Fingolimod is of interest to optometrists as it has been shown to carry an increased risk of a reversible macular edema. Fingolimod is an analog to sphingosine-1-phosphate, a messenger that normally closes vascular endothelial junctions.⁶ For reasons that are not clearly understood, fingolimod opens rather than closes vascular junctions in the retina. The sphingosine-1-phosphate pathway has drawn attention and is currently under study in diabetic macular edema and macular degeneration. The current recommendations for patients going on fingolimod are a baseline eye exam before and 3 to 4 months after starting the drug. Optometrists should consider adding an OCT for both drug effects and disease monitoring if asked to see these patients.ODT

References

1. National Multiple Sclerosis Society. What is Multiple Sclerosis? http://www.nationalmssociety.org/about-multiple-sclerosis/what-we-know-about-ms/what-is-ms/index.aspx. Accessed June 10, 2013.

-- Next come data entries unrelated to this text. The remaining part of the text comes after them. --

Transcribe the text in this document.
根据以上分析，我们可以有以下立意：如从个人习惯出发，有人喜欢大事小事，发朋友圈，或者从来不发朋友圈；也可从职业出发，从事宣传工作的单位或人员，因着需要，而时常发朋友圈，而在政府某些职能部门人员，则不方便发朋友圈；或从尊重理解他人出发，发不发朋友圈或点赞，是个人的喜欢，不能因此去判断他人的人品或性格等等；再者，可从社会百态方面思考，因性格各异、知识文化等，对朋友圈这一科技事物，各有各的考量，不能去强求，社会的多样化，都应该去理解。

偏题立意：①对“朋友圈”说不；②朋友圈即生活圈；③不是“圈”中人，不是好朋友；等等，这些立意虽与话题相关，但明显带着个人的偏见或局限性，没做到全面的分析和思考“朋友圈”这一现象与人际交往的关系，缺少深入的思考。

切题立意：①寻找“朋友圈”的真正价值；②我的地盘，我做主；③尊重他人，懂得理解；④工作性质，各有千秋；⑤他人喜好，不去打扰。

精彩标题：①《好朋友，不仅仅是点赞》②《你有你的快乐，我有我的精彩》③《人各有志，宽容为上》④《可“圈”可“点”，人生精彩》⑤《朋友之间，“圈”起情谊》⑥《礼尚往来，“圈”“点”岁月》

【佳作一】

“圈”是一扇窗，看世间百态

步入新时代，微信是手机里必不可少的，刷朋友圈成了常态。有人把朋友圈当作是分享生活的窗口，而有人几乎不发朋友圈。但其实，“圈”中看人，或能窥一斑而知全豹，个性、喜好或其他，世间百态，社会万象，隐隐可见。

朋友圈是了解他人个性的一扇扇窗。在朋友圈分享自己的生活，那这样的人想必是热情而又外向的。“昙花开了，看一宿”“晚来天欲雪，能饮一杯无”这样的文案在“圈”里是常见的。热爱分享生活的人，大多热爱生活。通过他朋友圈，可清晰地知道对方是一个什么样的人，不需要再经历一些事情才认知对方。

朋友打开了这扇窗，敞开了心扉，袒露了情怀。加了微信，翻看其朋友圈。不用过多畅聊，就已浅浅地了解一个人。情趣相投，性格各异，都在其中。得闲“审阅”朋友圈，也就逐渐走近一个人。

2. Polman CH, Reingold SC, Banwell B, Clanet M, et al . Diagnostic criteria for multiple sclerosis: 2010 Revisions to the McDonald criteria. Ann Neurol. 2011 February; 69(2):292–302.

3. The Optic Neuritis Study Group. Multiple Sclerosis Risk after Optic Neuritis: Final Optic Neuritis Treatment Trial Follow-Up. Arch Neurol. 2008 June; 65(6): 727–732.

4. Parisi V, Manni G, Spadaro M, Colacino G, et al. Correlation between morphological and functional retinal impairment in multiple sclerosis patients. Invest Ophthalmol Vis Sci. 1999 Oct;40(11):2520-2527.

5. Saidha S, Sotirchos ES, Oh J, Syc SB, et al. Relationships between retinal axonal and neuronal measures and global central nervous system pathology in multiple sclerosis. JAMA Neurol. 2013;70(1):34-43.

6. Jain N, Bhatti MT. Fingolimod-associated macular edema: incidence, detection, and management. Neurology. 2012 Feb 28;78(9):672-680.

4 categories of MS

Multiple sclerosis is categorized into 4 major forms.

1. Relapsing-remitting

2. Primary progressive

3. Secondary progressive

4. Progressive relapsing

Author Info

Dr. Swanson is associate professor of optometry and chief of ocular disease and low vision services at University of Alabama School of Optometry. His interests include the epidemiology and functional vision impact of vision disorders among the elderly. E-mail him at mswanson@uab.edu.

Take-Home Message

Multiple sclerosis (MS) is a complex neuro-inflammatory disorder that can result in diplopia, optic neuritis, and myelin loss in around the optic nerve. Optical coherence tomography (OCT) findings have been useful in investigating retinal parameters measured by OCT. For patients with MS, there are several treatment options available that include injectable and oral medications.